Bugün açıklanan ilk veriler Ocak ayının iyi geçmediğini gösteriyor. İmalat PMI 50,0 büyüme eşiği üzerinde ama son 8 ayın en düşük seviyesine geriledi. Enflasyon ve kur sektördeki daralmanın ana nedeni. Aynı neden ülke ekonomisi için de geçerli zaten. İstanbul'da fiyatlar son bir yılda %51'e yakın arttı. Ülke genelinde de enflasyonun resmi olarak %45'i geçmesi bekleniyor ki bu oran enflasyonun kontrol edilemediği sınırını da aşan enflasyonun çığ gibi büyümeye başlayan bir sorun olduğunu gösteriyor. Dövizde oynaklık düşük yani bu dönemde dövize geçildiğinde kısa vadeli bir getirisi yok ama reel faizin kaybını gördüğümüzde TL'nin de cazip olmadığı ortaya çıkıyor.
Ocak'ta faiz %14 enflasyon %36 idi. Şubat'ta faiz indirilir mi bilinmez ama artırılmayacağı kesin, çünkü bu olasılık bu dönemde rafa kaldırılmış durumda. Faizin %14 olarak sabit tutulduğunu varsayarsak enflasyon %45'i aştığında TL'nin kaybı da günbegün artıyor. Önce kur etkisi, ardından da enflasyon etkisiyle TL'de tercih edilme şansı zayıfladığı için aradaki farkı veren mevduat planları hazırlandı. Bu uygulamalara rağbet olsa dahi döviz mevduatlarının ağırlığında azalma olmaması kötü.

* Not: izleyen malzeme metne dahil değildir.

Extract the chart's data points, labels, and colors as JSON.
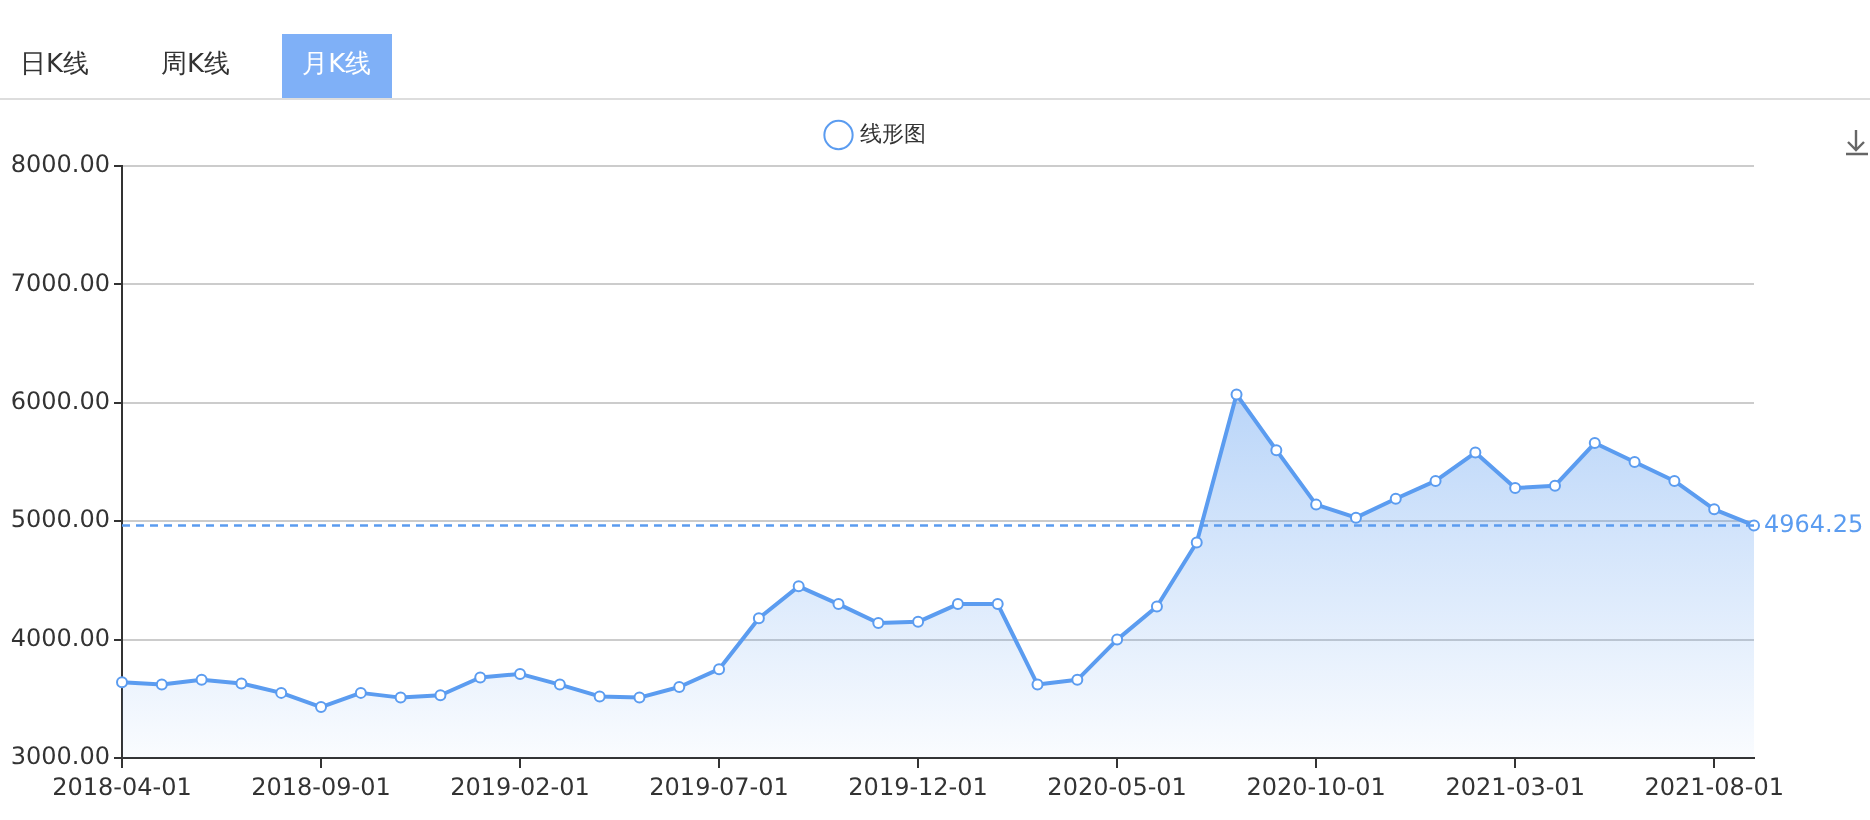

Toplam mevduatlar içinde dövizin payı %60'ın üzerinde.
Dolar kurunda Aralık müdahalesinde de şimdiki hareketlerde de 14 seviyesi istenmiyor. Bununla beraber 10'a yakın seviyelerin de rekabetçi olacağı düşünülüyor. Fakat bu seviyelerin kısa sürede hızla aşılması ve şimdi de o kısa süreli hareketin uzun süreli enflasyonunu yaşarken ihracatçılar için artık bu seviyeler rekabetçi olmamakla beraber zarar edilen seviyeler haline geldi. Ekonomi kanadı Mart sonunu bekliyor, değerlendirme yapacak ona göre yılın devamı için karar alacak. Piyasalar da bu nedenle şimdilik beklemede, fakat göstergelerde zayıflama olması belirsizliğin de yüksek olduğunun işareti.